Honeywell (HON) VP & Controller receives new RSU and stock option grants
Filing Impact
Filing Sentiment
Form Type
4
Rhea-AI Filing Summary
Mailloux Robert D. reported acquisition or exercise transactions in this Form 4 filing.
Honeywell International Inc. executive receives new equity awards. Vice President & Controller Robert D. Mailloux was granted 2,739 Restricted Stock Units and 12,794 Employee Stock Options, each convertible into Honeywell common stock on a one-for-one basis.
The RSUs were granted under the 2016 Stock Incentive Plan and will vest 33% on each of February 19, 2027 and February 19, 2028, and 34% on February 19, 2029. The stock options from the same plan vest in full on February 19, 2029, aligning the officer’s compensation with longer-term company performance.
Positive
- None.
Negative
- None.
Insider Trade Summary
2 transactions reported
Mixed
2 txns
Insider
Mailloux Robert D.
Role
Vice President & Controller
| Type | Security | Shares | Price | Value |
|---|---|---|---|---|
| Grant/Award | Restricted Stock Units | 2,739 | $0.00 | -- |
| Grant/Award | Employee Stock Options (right to buy) | 12,794 | $0.00 | -- |
Holdings After Transaction:
Restricted Stock Units — 2,739 shares (Direct);
Employee Stock Options (right to buy) — 12,794 shares (Direct)
Footnotes (1)
- Instrument converts to common stock on a one-for-one basis. The Restricted Stock Units were granted under the 2016 Stock Incentive Plan of Honeywell International Inc. and its Affiliates and will vest 33% on each of February 19, 2027 and February 19, 2028, and 34% on February 19, 2029. The Employee Stock Options were granted under the 2016 Stock Incentive Plan of Honeywell International Inc. and its Affiliates and vest on February 19, 2029.
FAQ
What insider transactions did Honeywell (HON) report for Robert D. Mailloux?
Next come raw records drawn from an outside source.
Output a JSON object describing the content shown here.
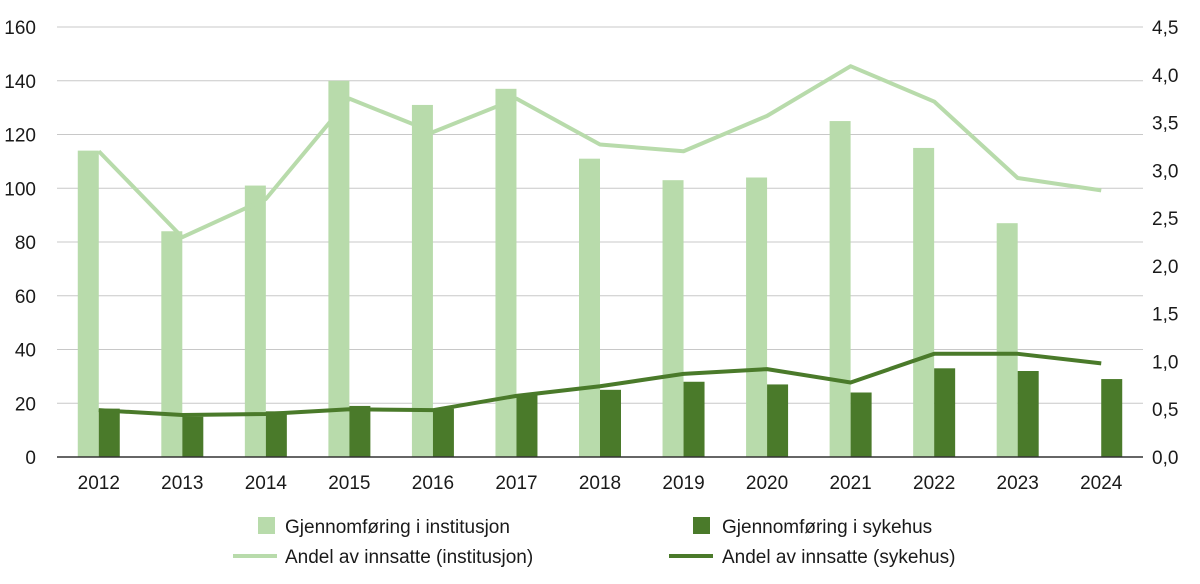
{
  "chart_data": {
    "type": "bar",
    "title": "",
    "xlabel": "",
    "ylabel": "",
    "categories": [
      "2012",
      "2013",
      "2014",
      "2015",
      "2016",
      "2017",
      "2018",
      "2019",
      "2020",
      "2021",
      "2022",
      "2023",
      "2024"
    ],
    "ylim": [
      0,
      160
    ],
    "y2lim": [
      0,
      4.5
    ],
    "yticks": [
      "0",
      "20",
      "40",
      "60",
      "80",
      "100",
      "120",
      "140",
      "160"
    ],
    "y2ticks": [
      "0,0",
      "0,5",
      "1,0",
      "1,5",
      "2,0",
      "2,5",
      "3,0",
      "3,5",
      "4,0",
      "4,5"
    ],
    "grid": true,
    "legend_position": "bottom",
    "colors": {
      "light": "#b8dbab",
      "dark": "#4a7a2a",
      "grid": "#c8c8c8",
      "axis": "#333333"
    },
    "series": [
      {
        "name": "Gjennomføring i institusjon",
        "kind": "bar",
        "axis": "left",
        "values": [
          114,
          84,
          101,
          140,
          131,
          137,
          111,
          103,
          104,
          125,
          115,
          87,
          null
        ]
      },
      {
        "name": "Gjennomføring i sykehus",
        "kind": "bar",
        "axis": "left",
        "values": [
          18,
          15,
          17,
          19,
          18,
          23,
          25,
          28,
          27,
          24,
          33,
          32,
          29
        ]
      },
      {
        "name": "Andel av innsatte (institusjon)",
        "kind": "line",
        "axis": "right",
        "values": [
          3.2,
          2.3,
          2.7,
          3.75,
          3.4,
          3.75,
          3.27,
          3.2,
          3.57,
          4.09,
          3.72,
          2.92,
          2.79
        ]
      },
      {
        "name": "Andel av innsatte (sykehus)",
        "kind": "line",
        "axis": "right",
        "values": [
          0.49,
          0.44,
          0.45,
          0.5,
          0.49,
          0.64,
          0.74,
          0.87,
          0.92,
          0.78,
          1.08,
          1.08,
          0.98
        ]
      }
    ]
  }
}
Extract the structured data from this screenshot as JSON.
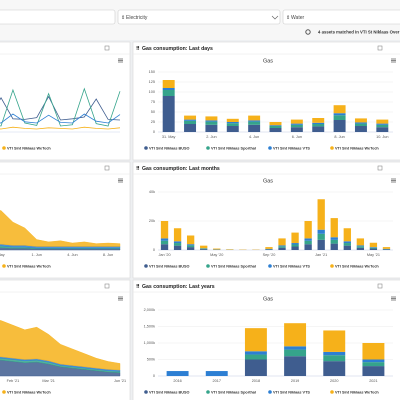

Honeywell reported that executive Robert D. Mailloux received equity awards: 2,739 Restricted Stock Units and 12,794 Employee Stock Options. Both instruments were granted under Honeywell’s 2016 Stock Incentive Plan and are settled in common stock on a one-for-one basis when vested or exercised.
How many Restricted Stock Units were granted to the Honeywell (HON) executive?
Robert D. Mailloux received 2,739 Restricted Stock Units. These RSUs were granted under Honeywell’s 2016 Stock Incentive Plan and convert into an equal number of common shares as they vest over time according to the specified multi-year vesting schedule in the award terms.
What is the vesting schedule for the Honeywell (HON) RSU grant?
The 2,739 Restricted Stock Units vest over three future dates: 33% on February 19, 2027, 33% on February 19, 2028, and the remaining 34% on February 19, 2029. This staggered vesting structure encourages long-term retention and alignment with Honeywell’s performance.
When do the Honeywell (HON) Employee Stock Options granted to Mailloux vest?
The 12,794 Employee Stock Options granted to Robert D. Mailloux vest on February 19, 2029. These options were issued under Honeywell’s 2016 Stock Incentive Plan and give the right to buy common shares, aligning compensation with Honeywell’s longer-term share price performance.
What does one-for-one conversion mean for Honeywell (HON) RSUs and options?
One-for-one conversion means each Restricted Stock Unit or option represents one share of Honeywell common stock. As RSUs vest or options become exercisable and are exercised, the holder can receive an equivalent number of shares, directly tying award value to Honeywell’s share price.
Are the Honeywell (HON) equity awards to Mailloux direct or indirect holdings?
The Form 4 identifies both the Restricted Stock Units and Employee Stock Options as directly owned. The direct ownership classification indicates the awards are held in Mailloux’s name under the company plans, rather than through an external trust or other indirect ownership vehicle.